Nomi, invece, non potrebbe essere più diversa. Ribelle, arrabbiata profondamente per le ingiustizie che le donne devono subire, è stata educata per essere l’ancella della sorella, che comunque cerca di dissuadere dal voler diventare una Grazie, anche se questo migliorerebbe notevolmente la vita di entrambe. Oltretutto, aiutata dal fratello, Nomi impara segretamente a leggere.

Tutto cambia quando le due ragazze arrivano a palazzo e incontrano l’Erede, Malachi, in compagnia del fratello minore, Asa: Nomi si dimostra sgarbata con l’Erede, ma inaspettatamente viene scelta lei come Grazia. Le cose per Serina si complicano notevolmente quando la sorella sottrae un libro dalla biblioteca, per il cui furto e lettura lei finisce per prendersi la colpa.
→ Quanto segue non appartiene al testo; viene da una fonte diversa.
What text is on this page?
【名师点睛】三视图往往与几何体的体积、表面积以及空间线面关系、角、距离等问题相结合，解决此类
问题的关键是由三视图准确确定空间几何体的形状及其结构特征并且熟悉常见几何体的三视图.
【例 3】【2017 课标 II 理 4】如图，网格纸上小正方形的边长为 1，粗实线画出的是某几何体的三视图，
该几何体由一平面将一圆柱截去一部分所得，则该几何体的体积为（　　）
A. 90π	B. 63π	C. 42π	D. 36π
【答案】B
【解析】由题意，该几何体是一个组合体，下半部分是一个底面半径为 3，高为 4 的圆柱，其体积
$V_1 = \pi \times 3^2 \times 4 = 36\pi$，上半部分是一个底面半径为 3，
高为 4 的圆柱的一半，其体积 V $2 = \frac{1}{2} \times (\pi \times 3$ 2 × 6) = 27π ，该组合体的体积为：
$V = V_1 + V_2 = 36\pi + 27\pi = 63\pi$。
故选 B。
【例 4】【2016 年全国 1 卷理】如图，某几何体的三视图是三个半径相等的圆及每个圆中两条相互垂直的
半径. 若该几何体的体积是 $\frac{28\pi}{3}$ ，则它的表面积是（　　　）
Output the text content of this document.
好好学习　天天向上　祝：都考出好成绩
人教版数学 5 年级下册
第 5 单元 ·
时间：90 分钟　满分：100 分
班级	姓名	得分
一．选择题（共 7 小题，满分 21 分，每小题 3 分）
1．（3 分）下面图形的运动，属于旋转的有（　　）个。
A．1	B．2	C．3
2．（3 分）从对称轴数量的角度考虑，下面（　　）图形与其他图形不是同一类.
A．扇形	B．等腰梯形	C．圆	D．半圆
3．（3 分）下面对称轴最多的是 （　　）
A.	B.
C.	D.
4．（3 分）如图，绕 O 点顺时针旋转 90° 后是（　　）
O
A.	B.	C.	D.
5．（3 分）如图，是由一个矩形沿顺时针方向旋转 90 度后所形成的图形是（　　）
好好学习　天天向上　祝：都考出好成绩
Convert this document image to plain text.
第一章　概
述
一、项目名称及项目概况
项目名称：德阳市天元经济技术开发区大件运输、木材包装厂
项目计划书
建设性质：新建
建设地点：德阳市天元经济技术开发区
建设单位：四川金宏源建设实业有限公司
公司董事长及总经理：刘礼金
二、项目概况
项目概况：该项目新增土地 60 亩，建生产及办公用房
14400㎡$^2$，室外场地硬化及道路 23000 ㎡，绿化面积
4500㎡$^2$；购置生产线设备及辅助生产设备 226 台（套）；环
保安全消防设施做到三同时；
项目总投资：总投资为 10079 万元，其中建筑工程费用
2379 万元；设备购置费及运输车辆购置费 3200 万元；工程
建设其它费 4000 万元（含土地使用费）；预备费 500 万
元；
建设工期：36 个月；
In questo modo Serina, la più tranquilla e delicata delle due, viene mandata in una prigione sull’isola di Monte Rovina, mentre la ragazza più ribelle e arrabbiata resta a palazzo.

Era da qualche mese che giravo intorno a questo romanzo, ma, vista la tematica, ero recalcitrante: temevo fosse l’ennesimo romanzo che usa la scusa di una distopia per narrare violenze e abusi sulle donne, invece mi sbagliavo. Il romanzo, oltre ad essere avvincente e appassionante, affronta tutta la tematica con grande sensibilità, in particolare la questione della solidarietà femminile. Nonostante tutto il romanzo sia incentrato sul concetto di rivalità imposta dal patriarcato, l’elemento che spicca maggiormente nei personaggi è la volontà di collaborare ed aiutarsi per riuscire a sopravvivere.

Un aspetto che mi ha colpito in positivo è stato che non vi è mai una contrapposizione negativa tra le due protagoniste, che rappresentano modelli di femminilità agli antipodi. Nei libri spesso c’è l’esaltazione della ragazza-ribelle-che-non-è-come-le-altre, a discapito di quella più remissiva e sottomessa; qui invece entrambe sono trattate in modo maturo, con pregi e difetti. Serina ne esce come un personaggio completo, con cui è facile identificarsi e parteggiare, anche se Nomi rappresenta molto di più la mentalità moderna; ho trovato questo elemento originale e piacevole, forse l’aspetto che più mi è piaciuto.

I due scenari in cui avvengono le narrazioni sono un altro elemento da lodare: sebbene siano molto diversi (uno è un palazzo ricco e sfarzoso, l’altro una prigione sporca e senza cibo su un’isola dimenticata), sono ricchi di analogie, che diventano sempre più evidenti man mano che la storia va avanti. Le dinamiche, il senso di paura crescente e di precarietà si sviluppa in maniera similare in luoghi in apparenza così diversi: questo rende la narrazione priva di punti morti e contribuisce a rendere il ritmo più incalzante.

Nonostante sia un libro a maggioranza femminile, devo dire che ho apprezzato molto anche i personaggi maschili: i due principi sono quelli più descritti e approfonditi, ma anche i soldati dell’isola riservano molte sorprese.

In conclusione, il romanzo mi è piaciuto moltissimo e lo consiglio praticamente a tutti quanti: è un libro molto girl-power e con dinamiche interessanti e avvincenti. Assolutamente da leggere!